# Supersonic speeds?

by Schalchlin05
Tags: speeds, supersonic
 P: 2 I really have no idea what category this type of question goes in. I'm actually a senior in high school but I think this may be a college level question because I'm in the highest level physics class my school offers and the teacher doesn't know how to do it. I saw it on a UIL test for science. It said that this bird could somehow fly at mach 3.8..what angle does the supersonic wave (i think thats what it called it) come off at? If anyone knows how to explain the solution to this problem please do. Thank you.

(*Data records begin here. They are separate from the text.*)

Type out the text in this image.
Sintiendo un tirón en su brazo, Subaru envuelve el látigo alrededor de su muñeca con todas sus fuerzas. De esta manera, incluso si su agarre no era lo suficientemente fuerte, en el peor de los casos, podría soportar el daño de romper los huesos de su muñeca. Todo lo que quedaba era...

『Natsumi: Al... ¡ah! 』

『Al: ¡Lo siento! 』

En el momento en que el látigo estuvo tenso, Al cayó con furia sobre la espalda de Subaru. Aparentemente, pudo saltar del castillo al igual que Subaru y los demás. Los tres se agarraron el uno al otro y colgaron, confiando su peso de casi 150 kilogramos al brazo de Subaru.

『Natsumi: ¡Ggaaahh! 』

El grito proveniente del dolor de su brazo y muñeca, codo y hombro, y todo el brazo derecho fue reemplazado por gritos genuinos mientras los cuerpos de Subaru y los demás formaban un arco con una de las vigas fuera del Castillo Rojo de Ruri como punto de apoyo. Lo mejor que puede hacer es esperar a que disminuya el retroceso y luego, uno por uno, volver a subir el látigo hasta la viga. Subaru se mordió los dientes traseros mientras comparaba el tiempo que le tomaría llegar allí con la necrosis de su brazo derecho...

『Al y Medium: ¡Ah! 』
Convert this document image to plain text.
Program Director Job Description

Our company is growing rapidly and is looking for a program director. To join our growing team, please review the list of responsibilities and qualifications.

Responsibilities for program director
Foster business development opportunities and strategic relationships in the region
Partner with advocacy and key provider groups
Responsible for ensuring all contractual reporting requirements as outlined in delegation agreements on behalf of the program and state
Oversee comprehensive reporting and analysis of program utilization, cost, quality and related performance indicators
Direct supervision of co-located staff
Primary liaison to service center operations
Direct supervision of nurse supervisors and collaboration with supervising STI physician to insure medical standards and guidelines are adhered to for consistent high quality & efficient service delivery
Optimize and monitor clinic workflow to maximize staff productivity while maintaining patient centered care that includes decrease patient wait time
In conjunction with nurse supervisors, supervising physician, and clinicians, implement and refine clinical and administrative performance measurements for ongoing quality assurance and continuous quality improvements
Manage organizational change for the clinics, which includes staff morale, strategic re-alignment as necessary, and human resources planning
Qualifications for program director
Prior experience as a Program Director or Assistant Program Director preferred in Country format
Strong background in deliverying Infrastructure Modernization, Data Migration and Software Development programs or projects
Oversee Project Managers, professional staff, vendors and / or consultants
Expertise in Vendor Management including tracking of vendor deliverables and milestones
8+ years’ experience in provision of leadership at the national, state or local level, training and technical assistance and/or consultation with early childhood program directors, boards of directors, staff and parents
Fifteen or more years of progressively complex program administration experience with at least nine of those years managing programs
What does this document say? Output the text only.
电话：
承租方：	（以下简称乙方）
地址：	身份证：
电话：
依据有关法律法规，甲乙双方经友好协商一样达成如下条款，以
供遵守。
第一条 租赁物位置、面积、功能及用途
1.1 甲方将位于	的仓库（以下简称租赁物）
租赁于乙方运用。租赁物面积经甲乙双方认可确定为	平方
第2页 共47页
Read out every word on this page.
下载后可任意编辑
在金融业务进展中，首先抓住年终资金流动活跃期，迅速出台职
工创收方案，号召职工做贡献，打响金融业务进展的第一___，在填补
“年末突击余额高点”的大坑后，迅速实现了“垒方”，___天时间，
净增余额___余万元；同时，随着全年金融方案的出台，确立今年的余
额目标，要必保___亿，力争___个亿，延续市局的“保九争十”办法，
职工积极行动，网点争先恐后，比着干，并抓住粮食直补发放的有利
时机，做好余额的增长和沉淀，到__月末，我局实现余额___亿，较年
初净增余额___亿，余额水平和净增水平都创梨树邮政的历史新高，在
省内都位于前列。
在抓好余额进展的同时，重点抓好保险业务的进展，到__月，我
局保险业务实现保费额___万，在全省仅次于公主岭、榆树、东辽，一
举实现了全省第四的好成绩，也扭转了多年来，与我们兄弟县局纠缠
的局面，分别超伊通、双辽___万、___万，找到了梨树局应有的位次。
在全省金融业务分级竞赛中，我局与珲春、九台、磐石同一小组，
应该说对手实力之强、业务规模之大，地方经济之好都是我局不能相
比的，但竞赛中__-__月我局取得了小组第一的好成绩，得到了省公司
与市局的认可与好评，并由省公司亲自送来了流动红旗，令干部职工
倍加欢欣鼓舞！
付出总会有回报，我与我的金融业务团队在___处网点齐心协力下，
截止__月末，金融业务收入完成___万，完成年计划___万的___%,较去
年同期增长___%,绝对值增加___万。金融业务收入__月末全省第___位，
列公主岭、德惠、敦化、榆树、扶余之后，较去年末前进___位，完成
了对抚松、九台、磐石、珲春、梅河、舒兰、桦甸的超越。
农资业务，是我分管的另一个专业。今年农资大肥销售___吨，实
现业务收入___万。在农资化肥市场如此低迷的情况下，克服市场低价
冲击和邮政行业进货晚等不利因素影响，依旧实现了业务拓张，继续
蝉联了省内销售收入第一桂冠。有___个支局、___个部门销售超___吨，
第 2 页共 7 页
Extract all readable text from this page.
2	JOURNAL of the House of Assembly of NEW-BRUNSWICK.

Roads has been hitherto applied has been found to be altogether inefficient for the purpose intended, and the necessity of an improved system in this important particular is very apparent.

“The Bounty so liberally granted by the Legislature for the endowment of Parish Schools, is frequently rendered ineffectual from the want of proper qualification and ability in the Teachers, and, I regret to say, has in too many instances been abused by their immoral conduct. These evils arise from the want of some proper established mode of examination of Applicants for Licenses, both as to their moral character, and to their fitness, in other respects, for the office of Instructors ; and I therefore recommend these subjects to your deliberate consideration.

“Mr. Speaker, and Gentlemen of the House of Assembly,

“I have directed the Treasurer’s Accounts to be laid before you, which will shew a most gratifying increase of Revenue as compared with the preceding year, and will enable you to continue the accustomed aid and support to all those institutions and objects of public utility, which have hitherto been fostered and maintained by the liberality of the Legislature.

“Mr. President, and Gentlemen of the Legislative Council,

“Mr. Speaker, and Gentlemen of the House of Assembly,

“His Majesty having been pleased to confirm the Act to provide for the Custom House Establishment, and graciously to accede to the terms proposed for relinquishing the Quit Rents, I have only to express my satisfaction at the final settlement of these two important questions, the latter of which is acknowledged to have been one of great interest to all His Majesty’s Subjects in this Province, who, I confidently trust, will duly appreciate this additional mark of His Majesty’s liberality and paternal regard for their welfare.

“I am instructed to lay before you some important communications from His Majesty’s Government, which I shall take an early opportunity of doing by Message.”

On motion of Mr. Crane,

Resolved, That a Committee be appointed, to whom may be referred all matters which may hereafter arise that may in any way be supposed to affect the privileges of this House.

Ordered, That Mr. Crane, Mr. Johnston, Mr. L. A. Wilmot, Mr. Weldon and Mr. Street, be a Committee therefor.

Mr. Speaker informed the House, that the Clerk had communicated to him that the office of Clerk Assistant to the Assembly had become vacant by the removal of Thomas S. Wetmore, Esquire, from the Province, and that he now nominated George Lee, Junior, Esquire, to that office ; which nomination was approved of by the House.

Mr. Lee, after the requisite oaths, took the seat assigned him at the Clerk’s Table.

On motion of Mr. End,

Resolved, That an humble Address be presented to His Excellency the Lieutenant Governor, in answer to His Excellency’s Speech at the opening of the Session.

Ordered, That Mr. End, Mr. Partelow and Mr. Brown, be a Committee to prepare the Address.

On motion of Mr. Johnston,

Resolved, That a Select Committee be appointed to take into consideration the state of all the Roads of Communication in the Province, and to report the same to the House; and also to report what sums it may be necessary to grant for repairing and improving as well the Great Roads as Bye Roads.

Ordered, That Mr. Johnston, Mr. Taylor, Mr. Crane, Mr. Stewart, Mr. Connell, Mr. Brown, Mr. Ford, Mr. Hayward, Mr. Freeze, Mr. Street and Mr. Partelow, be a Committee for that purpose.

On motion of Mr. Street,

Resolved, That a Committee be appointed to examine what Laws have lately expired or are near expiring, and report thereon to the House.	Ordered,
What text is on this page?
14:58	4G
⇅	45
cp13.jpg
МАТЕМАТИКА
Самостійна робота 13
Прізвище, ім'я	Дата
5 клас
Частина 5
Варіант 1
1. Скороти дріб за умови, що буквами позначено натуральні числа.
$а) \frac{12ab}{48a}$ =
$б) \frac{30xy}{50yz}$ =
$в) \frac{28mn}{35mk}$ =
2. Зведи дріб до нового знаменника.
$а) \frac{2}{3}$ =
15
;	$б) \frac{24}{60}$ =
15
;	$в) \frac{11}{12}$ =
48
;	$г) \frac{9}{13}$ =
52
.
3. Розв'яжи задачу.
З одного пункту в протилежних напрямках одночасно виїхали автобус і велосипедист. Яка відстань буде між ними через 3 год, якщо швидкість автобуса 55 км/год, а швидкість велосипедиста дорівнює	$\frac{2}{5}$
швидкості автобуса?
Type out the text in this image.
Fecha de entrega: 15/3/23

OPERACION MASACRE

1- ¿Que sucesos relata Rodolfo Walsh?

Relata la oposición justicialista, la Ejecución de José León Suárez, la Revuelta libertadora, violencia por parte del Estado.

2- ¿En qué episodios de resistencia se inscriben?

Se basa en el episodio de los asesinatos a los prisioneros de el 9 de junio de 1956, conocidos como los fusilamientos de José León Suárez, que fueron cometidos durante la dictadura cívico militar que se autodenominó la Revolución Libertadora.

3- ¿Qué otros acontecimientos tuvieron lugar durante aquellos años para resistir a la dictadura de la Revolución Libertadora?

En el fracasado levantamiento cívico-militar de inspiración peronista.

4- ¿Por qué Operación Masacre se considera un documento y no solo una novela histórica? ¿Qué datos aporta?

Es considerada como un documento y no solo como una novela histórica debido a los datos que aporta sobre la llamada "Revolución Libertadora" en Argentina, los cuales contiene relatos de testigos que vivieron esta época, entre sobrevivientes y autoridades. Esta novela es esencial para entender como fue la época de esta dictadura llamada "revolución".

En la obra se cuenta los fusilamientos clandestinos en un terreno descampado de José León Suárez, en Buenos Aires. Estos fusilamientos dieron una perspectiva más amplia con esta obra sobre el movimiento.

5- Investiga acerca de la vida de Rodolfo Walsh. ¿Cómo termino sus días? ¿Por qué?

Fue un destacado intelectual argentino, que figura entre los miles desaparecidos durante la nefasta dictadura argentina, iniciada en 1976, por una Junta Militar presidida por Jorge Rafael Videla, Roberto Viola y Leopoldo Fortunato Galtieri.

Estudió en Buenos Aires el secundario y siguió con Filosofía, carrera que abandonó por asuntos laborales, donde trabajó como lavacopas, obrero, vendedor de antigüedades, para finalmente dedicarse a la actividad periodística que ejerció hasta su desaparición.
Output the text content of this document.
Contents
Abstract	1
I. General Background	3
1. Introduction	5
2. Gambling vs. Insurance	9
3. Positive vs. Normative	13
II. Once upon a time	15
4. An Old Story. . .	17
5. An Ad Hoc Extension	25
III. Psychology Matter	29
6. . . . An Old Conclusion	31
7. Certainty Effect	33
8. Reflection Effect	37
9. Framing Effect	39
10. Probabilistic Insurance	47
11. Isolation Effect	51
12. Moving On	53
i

 Sci Advisor PF Gold P: 2,793 The sine of the Mach angle is equal to the reciprocal of the Mach number... Was the 'bird' made by Lockheed perchance?
 P: 2 thanx a lot...and i'm not sure if it was or not
 Admin P: 21,915 Supersonic speeds? For notes on Oblique shock waves, see - http://www.grc.nasa.gov/WWW/K-12/airplane/oblique.html for more details, see NACA 1135. http://www.grc.nasa.gov/WWW/K-12/air...s/naca1135.pdf Mach 3.8 maybe too high for the SR-71 Blackbird, which reportedly had a maximum speed of 3.3+ under the right conditions.
 P: 699 Thats a quick freaking bird.
The angle to what Nenad has referred as $$sin\theta=M^{-1}$$ is what you are looking for. To add something, that angle is the angle formed by a weak shock wave far away from the body (at the order of ten times the characteristic lenght of the body). This wave is the so-called Mach Wave. It is named as a Weak Wave because behind it the flow remains supersonic. At very short distances of the body nose, the proper form of the surface enhances a Bow Shock, which has a variable $$\theta$$ because the Mach Number varies behind it from subsonic to supersonic at larger distances.